Aslan-syn samego Władcy-zza-morza. Wielki lew, stworzyciel Narnii o miękkiej, złocistej grzywie i ciepłych bursztynowych oczach. Kiedy z podziemi powraca zła czarownica, dostrzega swój błąd i sprowadza całe rodzeństwo Pevensie po raz trzeci do Narnii.






 Tatjana- Jest idealną kopią Zuzanny Łagodnej. Czarownica stworzyła ją po to aby wywołać różne konflikty. Kiedy do Narnii powraca prawdziwa królowa ma za zadanie podszywać się za nią, a później zabić ją i resztę rodzeństwa. Z zewnątrz jest taka sama jak Zuzanna Pevensie, ale w przeciwieństwie do niej ma parszywy charakter. Uwielbia zabijać i znęcać się nad innymi. Jej dusza jest negatywnym odbiciem Łagodnej.Umie wszystko to co ona czyli; świetnie strzela z łuku, zna biegle prawie wszystkie Narnijskie języki, potrafi walczyć prawie każdą bronią i zna sztuki walki.






Marisa-Czarownica, która wydostała się z podziemi.Jej moc równa się samemu Aslanowi. Ma czarne włosy, które sięgają jej prawie do pasa. Oczy są szare, pozbawione blasku i zimne jak lód. Chce zabić Aslana, rodzeństwo Pevensie i Kaspiana, aby mogła zdobyć tron Narnii. Stworzyła "Drugą" Zuzannę, aby pomogła jej urzeczywistnić ten plan. Dawno temu została skazana za próbę zniszczenia innego świata i zesłana do podziemi, aby nigdy nie zaznała spokoju. 

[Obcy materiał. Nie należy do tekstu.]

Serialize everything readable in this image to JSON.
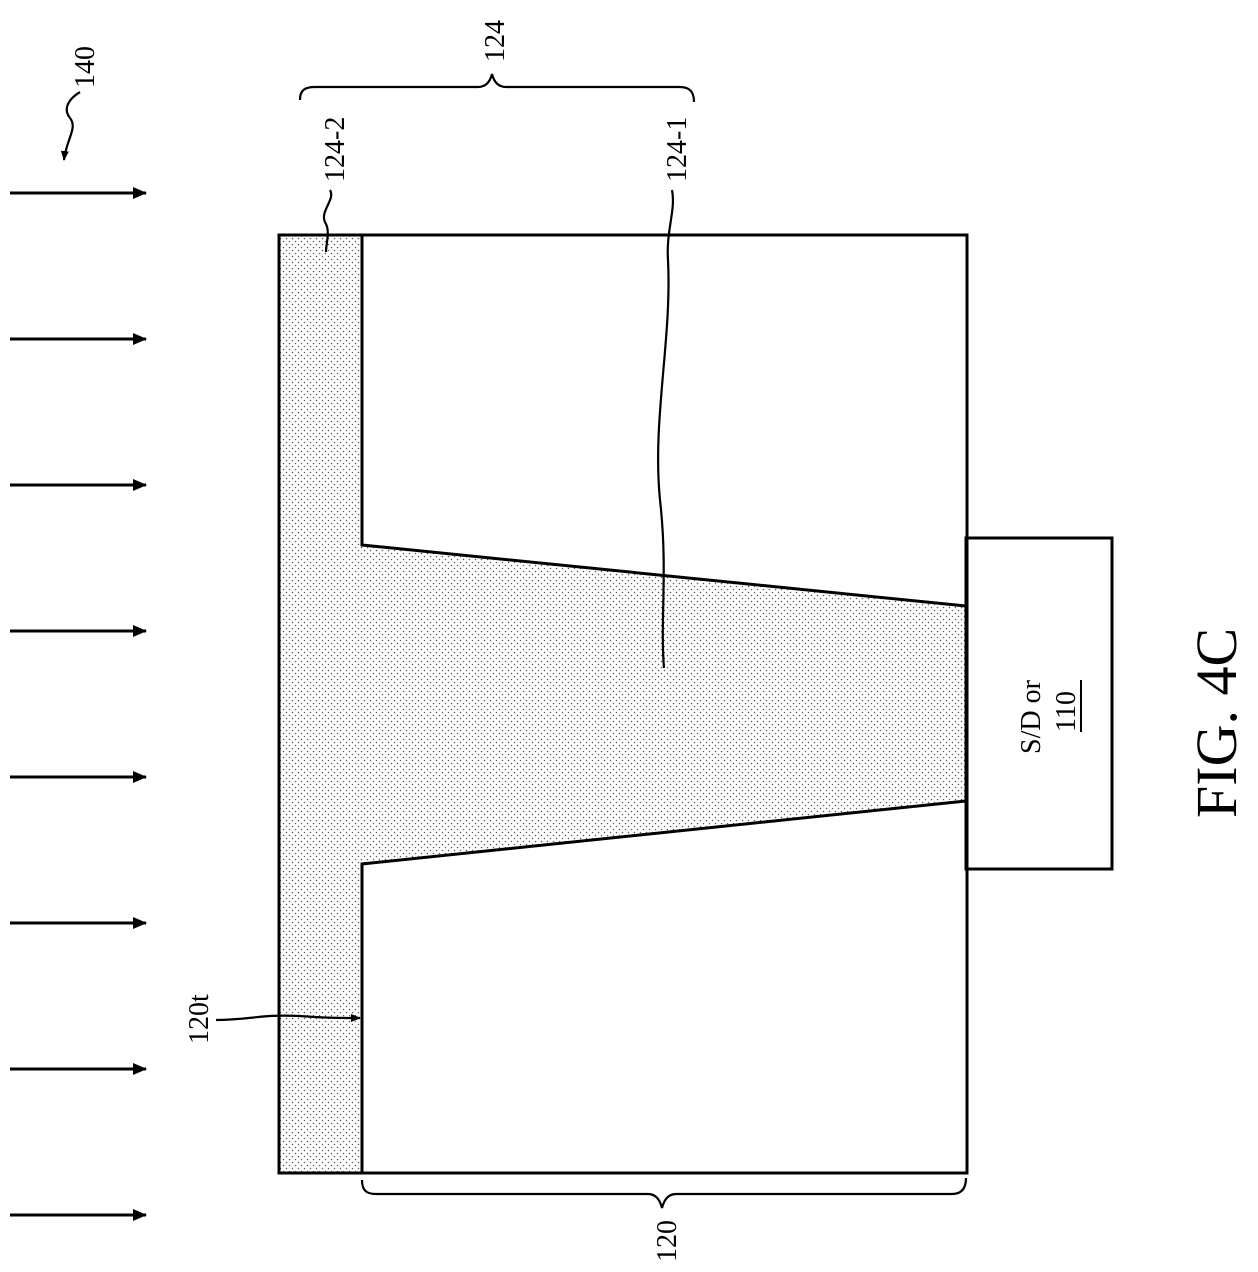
{
  "figure": {
    "caption": "FIG. 4C",
    "labels": {
      "arrows_ref": "140",
      "layer_top": "124",
      "layer_top_part2": "124-2",
      "layer_top_part1": "124-1",
      "substrate": "120",
      "substrate_top": "120t",
      "sd_text": "S/D or",
      "sd_ref": "110"
    },
    "arrow_count": 8,
    "colors": {
      "line": "#000000",
      "background": "#ffffff",
      "stipple": "#000000"
    }
  }
}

Nakan-pomocnik Marisy. Został uwięziony razem z nią w podziemiach. Mężczyzna posiada nienaturalne włosy. Za dnia są białe, a w  nocy kruczoczarne. Jego oczy są ciemne i pozbawione jakichkolwiek emocjii. Jest świetnym szermierzem. Pomaga mu w tym wielki wzrost i muskulatura. Nie ma litości. Nie zawacha się zabijać. Robi to wręcz z przyjemnością.